Varnished surfaces often have to meet both functional and decorative requirements at the same time. Expectations are also increasing here in terms of environmental awareness. UV technology provides the opportunity to combine both environmental compatibility and high performance when it comes to varnish drying, as the following article will show.
According to surface technology experts, UV curing can be counted as one of the three most important technologies of the future ⿿ alongside water-based varnishes and powder coating. The use of UV-cured varnish systems also ensures compliancy with ever stricter EU legislation concerning the environment, as Holder Maier, Sales Manager for Special Applications at UV supplier IST METZ in Nürtingen, explains.
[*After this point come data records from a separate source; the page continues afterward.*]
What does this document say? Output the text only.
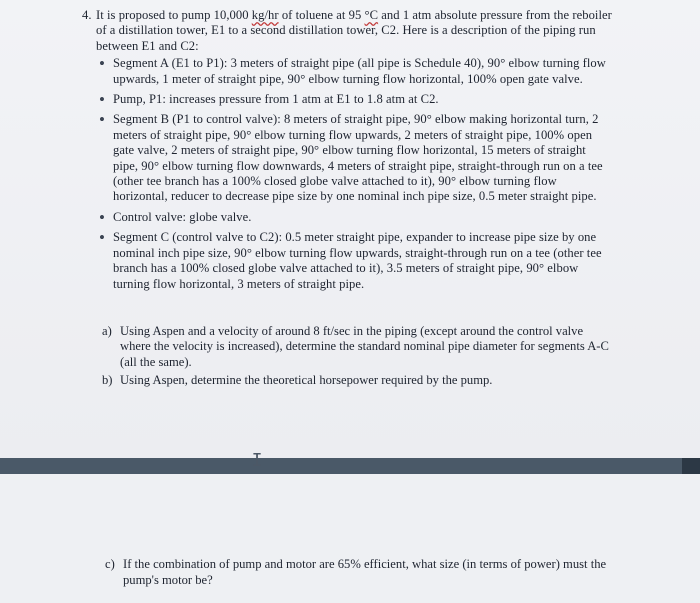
4. It is proposed to pump 10,000 kg/hr of toluene at 95 °C and 1 atm absolute pressure from the reboiler of a distillation tower, E1 to a second distillation tower, C2. Here is a description of the piping run between E1 and C2:
• Segment A (E1 to P1): 3 meters of straight pipe (all pipe is Schedule 40), 90° elbow turning flow upwards, 1 meter of straight pipe, 90° elbow turning flow horizontal, 100% open gate valve.
• Pump, P1: increases pressure from 1 atm at E1 to 1.8 atm at C2.
• Segment B (P1 to control valve): 8 meters of straight pipe, 90° elbow making horizontal turn, 2 meters of straight pipe, 90° elbow turning flow upwards, 2 meters of straight pipe, 100% open gate valve, 2 meters of straight pipe, 90° elbow turning flow horizontal, 15 meters of straight pipe, 90° elbow turning flow downwards, 4 meters of straight pipe, straight-through run on a tee (other tee branch has a 100% closed globe valve attached to it), 90° elbow turning flow horizontal, reducer to decrease pipe size by one nominal inch pipe size, 0.5 meter straight pipe.
• Control valve: globe valve.
• Segment C (control valve to C2): 0.5 meter straight pipe, expander to increase pipe size by one nominal inch pipe size, 90° elbow turning flow upwards, straight-through run on a tee (other tee branch has a 100% closed globe valve attached to it), 3.5 meters of straight pipe, 90° elbow turning flow horizontal, 3 meters of straight pipe.
a) Using Aspen and a velocity of around 8 ft/sec in the piping (except around the control valve where the velocity is increased), determine the standard nominal pipe diameter for segments A-C (all the same).
b) Using Aspen, determine the theoretical horsepower required by the pump.
I
c) If the combination of pump and motor are 65% efficient, what size (in terms of power) must the pump's motor be?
Impressive properties boasted by UV varnishes
It is in the reduction or prevention of VOCs (Volatile Organic Compounds) that UV technology really scores highly. However, UV varnish also delivers an above-average performance with its superb chemical and mechanical properties. High scratch-resistance is one such important advantage with the resistant layer of varnish on, for example, lipstick holders preventing the surface from getting scratched when thrown together with other sharp objects, such as keys, in a handbag.
According to Maier, however, UV technology has even more to offer. It promotes efficiency with high production speeds and swift processing thanks to shorter curing times. Split-second curing also means that the UV varnishing is much less susceptible to contamination when compared to other varnishing systems that often require long drying ovens. When used on machine installations, the UV units also require considerably less space than more conventional drying technologies.
Broad scope of application
With advantages such as these, it is unsurprising that UV varnishing boasts such a wide spectrum of applications. IST METZ has thus already developed numerous UV systems for industrial applications. One example here is the automotive industry, where lenses and reflectors for headlights, trims, steering wheels, wood-effect interiors, wheel hubs and brake pads are varnished or coated using a UV procedure. Another typical application would be the varnishing of plastic parts, i.e. for mobile phones. This extends right up to top coats for display surfaces when a high mechanical strength is required, for example because the phone is operated using a stick. In addition to the cosmetics packaging already mentioned, e.g. lipsticks or spray cans, everyday items such as wall sockets are also coated in UV varnish.
Curing instead of drying
Deciding on UV technology means switching from the conventional drying methods, such as the evaporation of solvents, to the curing of layers by means of polymerisation. Expert knowledge is thus required here for the correct integration of the new technology into production processes. This poses a number of specific questions, such as what will happen with the overspray, how to dispose of the varnish, can excess UV varnish be recovered and which housing will safely shield the UV lamp?
In order to effectively use UV technology over the long term, Holger Maier recommends regular cleaning and maintenance. Contamination of lamps and reflectors can lead to unnecessary output losses. The UV system can be coordinated with specific applications when doped with, for example, gallium or ferrous material. Regulation of the air cooling via temperature and volume secures constant operating conditions irrespective of performance.
Generally speaking, there are still plenty of opportunities for the further development of UV technology in the realm of industrial applications. Holger Maier thus sees the widely discussed topic of LED UV technology, for which IST METZ has designed its own UV system, as becoming less of a short-term focus for the industrial sector. Instead, he sees further progress being made on new units that work with, for example, optimised reflector geometry.